“We are lost!” he exclaimed; “oh, my past life! Great Heaven! if I had but one act of kindness to look back upon, I could dare death. Children, the tortures of hell are upon me! Here is death at my throat, but how will I die? Hallo—look!” he exclaimed, “do you see it?—it is all black—black and bloody—black and bloody—that life of mine! Crimes—crimes—crimes against the poor—against the widow and the orphan! Why did I do it? Eh, why did I oppress, and grind, and murder! Ay, murder!—where’s Widow Flanagan’s son?—where’s all the blood I was the means of shedding?—where are the rotten corpses that are now festering in the grave, because I was rapacious and an oppressor? Hallo! I say, don’t curse me—or rather, do curse me—damn me—damn my soul—damn my soul—ha! what am I saying?—who brought me to this? Who? why who but the black and damnable parsons—ay, the parsons and their d—d heretical church! However, I’ll have my revenge, for hell is lined with them—paved with them—circled with them; and there I’ll find them in burning squads to welcome me—ha! ha! ha! Welcome, Proctor! Tithe-Proctor! God’s Perdition! what a name! what a character? Tithe-Proctor!—that is rogue, oppressor, scourge, murderer!—and all for what? For a dead, lazy, gross, overgrown heresy! Ay, lazy parsons that I brought myself to this for, to perdition for! But then I was proud too—oh, it was a great thing to creep up from poverty and cunning to broadcloth and top-boots, to saddle horse, then a jaunting-car, to shake hands with the great parsons, who despised me all the while and made me their tool and scapegoat!

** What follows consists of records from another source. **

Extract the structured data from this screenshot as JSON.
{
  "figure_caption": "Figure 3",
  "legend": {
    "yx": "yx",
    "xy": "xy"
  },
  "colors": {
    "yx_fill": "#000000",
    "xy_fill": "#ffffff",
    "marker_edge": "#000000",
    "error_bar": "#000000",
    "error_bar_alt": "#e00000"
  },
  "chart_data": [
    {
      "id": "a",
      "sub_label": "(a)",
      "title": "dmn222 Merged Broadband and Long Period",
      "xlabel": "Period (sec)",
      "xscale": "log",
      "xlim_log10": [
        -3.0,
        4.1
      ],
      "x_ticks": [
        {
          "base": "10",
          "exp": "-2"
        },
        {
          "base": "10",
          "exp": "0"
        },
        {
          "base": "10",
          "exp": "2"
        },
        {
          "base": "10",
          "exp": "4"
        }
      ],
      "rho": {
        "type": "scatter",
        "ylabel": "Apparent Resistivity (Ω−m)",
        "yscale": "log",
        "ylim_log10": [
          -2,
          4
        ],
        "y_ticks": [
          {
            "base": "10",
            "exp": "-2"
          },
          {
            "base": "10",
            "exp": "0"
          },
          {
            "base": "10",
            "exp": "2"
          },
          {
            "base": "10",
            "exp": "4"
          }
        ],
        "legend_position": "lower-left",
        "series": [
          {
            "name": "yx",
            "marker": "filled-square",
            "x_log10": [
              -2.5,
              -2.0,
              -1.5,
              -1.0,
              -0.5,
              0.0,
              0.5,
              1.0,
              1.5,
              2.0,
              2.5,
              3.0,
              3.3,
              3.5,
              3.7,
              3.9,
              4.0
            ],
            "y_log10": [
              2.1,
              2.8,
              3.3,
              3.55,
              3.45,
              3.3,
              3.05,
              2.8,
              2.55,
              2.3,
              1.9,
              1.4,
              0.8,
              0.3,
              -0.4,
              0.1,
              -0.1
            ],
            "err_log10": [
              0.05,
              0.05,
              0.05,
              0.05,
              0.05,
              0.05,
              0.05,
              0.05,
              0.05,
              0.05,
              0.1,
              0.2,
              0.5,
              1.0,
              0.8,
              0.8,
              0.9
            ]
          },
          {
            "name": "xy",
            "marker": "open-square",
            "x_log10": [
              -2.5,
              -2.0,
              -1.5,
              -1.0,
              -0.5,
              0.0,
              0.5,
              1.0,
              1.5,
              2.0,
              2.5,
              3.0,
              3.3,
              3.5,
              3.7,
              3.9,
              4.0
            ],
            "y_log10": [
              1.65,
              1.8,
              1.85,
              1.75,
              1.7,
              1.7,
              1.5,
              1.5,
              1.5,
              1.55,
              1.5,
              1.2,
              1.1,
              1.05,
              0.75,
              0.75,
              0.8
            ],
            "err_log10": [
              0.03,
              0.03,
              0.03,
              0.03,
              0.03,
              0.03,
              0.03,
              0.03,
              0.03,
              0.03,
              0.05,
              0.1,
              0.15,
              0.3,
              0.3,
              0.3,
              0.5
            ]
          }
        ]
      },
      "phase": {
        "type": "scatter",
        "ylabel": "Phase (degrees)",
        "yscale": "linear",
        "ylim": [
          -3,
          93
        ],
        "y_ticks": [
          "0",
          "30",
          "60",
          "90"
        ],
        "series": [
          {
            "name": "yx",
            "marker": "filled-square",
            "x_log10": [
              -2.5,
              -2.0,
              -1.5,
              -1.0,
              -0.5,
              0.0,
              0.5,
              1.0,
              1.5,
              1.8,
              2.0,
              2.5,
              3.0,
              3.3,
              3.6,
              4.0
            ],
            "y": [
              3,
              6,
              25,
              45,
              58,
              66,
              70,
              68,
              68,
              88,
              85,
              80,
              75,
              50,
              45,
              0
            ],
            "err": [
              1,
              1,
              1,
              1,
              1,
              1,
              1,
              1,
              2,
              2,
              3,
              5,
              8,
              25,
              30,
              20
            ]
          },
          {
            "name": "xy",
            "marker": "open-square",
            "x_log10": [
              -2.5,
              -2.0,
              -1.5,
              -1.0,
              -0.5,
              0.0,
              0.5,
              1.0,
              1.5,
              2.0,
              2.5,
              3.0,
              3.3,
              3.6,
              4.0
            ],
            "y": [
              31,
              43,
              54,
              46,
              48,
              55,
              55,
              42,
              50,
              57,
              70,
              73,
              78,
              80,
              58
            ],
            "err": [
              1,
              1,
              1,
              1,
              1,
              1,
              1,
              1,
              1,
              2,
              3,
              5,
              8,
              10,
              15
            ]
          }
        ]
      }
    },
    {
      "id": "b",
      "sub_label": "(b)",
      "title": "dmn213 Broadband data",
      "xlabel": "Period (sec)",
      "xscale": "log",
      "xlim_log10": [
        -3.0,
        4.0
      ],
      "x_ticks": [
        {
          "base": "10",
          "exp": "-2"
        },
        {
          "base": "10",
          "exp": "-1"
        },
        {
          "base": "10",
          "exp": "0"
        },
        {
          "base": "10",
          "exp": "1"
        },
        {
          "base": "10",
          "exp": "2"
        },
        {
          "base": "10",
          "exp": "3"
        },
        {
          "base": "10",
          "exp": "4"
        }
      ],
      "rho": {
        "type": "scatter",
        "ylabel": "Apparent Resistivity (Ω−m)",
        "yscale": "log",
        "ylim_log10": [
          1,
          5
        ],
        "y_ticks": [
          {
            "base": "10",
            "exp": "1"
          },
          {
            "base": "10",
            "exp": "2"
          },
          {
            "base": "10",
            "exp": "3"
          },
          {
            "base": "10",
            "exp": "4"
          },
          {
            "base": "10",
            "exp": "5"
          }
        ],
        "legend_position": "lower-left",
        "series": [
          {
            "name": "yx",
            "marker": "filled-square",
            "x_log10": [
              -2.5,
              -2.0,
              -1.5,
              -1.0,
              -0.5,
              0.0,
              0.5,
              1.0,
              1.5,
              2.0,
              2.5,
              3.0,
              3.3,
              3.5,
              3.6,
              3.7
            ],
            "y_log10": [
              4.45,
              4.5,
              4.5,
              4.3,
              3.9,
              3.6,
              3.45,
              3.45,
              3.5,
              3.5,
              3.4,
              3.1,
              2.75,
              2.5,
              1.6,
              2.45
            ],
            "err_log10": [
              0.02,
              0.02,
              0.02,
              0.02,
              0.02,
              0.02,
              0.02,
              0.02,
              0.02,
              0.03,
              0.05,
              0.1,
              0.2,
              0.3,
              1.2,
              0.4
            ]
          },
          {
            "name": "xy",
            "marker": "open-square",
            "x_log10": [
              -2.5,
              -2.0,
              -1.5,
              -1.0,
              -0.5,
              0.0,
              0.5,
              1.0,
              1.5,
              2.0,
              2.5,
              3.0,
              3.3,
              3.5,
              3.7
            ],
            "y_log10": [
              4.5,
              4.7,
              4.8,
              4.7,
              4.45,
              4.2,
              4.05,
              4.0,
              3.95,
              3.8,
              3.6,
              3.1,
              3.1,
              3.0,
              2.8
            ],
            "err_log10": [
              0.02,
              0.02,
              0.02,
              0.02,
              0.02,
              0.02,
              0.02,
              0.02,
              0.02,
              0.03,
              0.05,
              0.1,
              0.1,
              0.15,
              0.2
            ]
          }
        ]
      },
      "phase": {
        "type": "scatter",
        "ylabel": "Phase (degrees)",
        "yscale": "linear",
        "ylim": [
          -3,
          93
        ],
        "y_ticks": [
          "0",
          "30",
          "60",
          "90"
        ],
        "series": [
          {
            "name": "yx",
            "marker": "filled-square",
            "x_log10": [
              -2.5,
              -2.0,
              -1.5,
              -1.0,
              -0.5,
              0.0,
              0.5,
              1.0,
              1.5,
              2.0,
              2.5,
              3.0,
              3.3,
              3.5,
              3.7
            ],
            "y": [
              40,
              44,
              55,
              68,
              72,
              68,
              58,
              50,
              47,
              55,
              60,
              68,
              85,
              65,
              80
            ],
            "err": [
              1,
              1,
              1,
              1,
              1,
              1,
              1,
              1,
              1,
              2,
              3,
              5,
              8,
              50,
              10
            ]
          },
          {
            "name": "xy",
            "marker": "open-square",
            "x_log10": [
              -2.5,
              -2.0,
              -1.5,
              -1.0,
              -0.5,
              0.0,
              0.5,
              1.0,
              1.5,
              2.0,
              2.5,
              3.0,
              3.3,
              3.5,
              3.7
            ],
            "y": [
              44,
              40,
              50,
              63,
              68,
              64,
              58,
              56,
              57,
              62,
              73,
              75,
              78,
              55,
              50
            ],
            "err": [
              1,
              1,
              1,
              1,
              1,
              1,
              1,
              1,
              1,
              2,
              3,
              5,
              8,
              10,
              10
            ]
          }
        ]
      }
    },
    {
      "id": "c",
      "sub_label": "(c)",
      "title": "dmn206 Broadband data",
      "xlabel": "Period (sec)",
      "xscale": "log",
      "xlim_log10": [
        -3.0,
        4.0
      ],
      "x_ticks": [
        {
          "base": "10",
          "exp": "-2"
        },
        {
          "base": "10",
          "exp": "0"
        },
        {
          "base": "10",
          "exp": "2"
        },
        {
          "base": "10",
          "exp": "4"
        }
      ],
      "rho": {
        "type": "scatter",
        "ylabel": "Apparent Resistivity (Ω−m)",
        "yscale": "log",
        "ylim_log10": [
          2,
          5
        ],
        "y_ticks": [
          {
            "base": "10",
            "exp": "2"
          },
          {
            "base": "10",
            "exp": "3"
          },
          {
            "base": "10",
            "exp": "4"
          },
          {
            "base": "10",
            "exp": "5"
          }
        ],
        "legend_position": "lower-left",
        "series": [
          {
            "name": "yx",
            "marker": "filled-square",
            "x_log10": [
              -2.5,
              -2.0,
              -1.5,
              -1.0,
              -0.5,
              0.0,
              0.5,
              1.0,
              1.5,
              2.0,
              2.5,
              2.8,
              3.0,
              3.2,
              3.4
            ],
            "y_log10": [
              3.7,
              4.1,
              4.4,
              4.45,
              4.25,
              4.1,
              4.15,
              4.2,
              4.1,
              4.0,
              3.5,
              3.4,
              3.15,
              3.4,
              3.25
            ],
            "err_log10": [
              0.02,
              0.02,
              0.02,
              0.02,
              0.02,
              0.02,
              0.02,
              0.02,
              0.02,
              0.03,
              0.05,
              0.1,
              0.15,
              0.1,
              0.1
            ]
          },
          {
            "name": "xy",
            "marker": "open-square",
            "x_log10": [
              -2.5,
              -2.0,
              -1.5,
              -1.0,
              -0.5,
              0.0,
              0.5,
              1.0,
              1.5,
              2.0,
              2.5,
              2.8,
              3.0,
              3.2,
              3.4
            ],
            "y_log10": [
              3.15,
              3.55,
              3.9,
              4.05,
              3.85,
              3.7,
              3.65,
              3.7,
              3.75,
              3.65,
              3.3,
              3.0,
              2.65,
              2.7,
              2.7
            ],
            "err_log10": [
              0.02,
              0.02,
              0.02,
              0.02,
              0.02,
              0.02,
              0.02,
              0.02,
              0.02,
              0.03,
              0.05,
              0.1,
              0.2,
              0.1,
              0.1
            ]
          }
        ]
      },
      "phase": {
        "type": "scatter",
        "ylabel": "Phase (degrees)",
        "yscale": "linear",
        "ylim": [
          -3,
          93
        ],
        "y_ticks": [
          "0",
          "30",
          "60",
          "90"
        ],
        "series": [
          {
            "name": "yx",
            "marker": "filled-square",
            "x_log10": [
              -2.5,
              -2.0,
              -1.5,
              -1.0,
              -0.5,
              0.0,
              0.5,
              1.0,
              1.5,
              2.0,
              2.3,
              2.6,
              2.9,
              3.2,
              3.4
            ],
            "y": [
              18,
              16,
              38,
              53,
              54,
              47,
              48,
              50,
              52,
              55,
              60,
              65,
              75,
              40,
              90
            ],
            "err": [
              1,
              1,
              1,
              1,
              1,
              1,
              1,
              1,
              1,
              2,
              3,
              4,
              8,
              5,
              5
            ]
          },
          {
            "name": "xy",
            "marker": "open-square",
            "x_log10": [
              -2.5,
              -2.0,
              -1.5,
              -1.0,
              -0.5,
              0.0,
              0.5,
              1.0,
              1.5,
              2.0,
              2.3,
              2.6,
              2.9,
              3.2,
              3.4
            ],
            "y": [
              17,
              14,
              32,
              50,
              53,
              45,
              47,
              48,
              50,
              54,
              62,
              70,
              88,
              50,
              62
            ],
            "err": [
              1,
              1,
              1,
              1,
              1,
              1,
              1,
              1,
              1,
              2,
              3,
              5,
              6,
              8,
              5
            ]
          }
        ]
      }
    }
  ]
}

Oh, yes, and to have my sons able to hunt in red coats and top-boots, and my daughters to ride on side-saddles—how do you do, gintlemen?—ladies, your most obedient! but, where are we?—what is this? Is this the light of hell, and these the devils with their black faces? And yet, I did intend to repent and to be merciful to the poor; and now here comes damnation! and why? have I not murdered you all?—where am I?—who am I? I am not Matthew Purcel, the Tithe-Proctor, I hope—make that clear, and I’ll give you—or could it be a dream?—no, no, it is real, a real fact; and the gulf of damnation yawns for me! Ha!—well—come, then, let us die like men; give me the blunderbuss; now, down with the villains—down with the villains!”
His family had been standing between the shelter of two windows, almost transfixed into stone with horror at the blasphemous agonies under which his frantic spirit was raging and writhing. The truth is, that the frightful certainty of death to himself and his family, in such an unprepared state, together with the rapid glance of his ill-spent life, joined to his exertion and the suffocating heat of the room, had, all combined, induced what may be well termed this insane paroxysm of despair and guilt.
On seizing the blunderbuss, he rushed, now distinctly visible in the light, and forgetful that the multitude were on the watch for him, over towards one of the unprotected windows, where he was followed by his son John, for the purpose of being dragged out of danger. He had just discharged the blunderbuss at their leader, who was on the point of making his way to the hall-door, when the ruffian fell stone-dead, and almost simultaneously, he and his son John were literally perforated with a shower of bullets.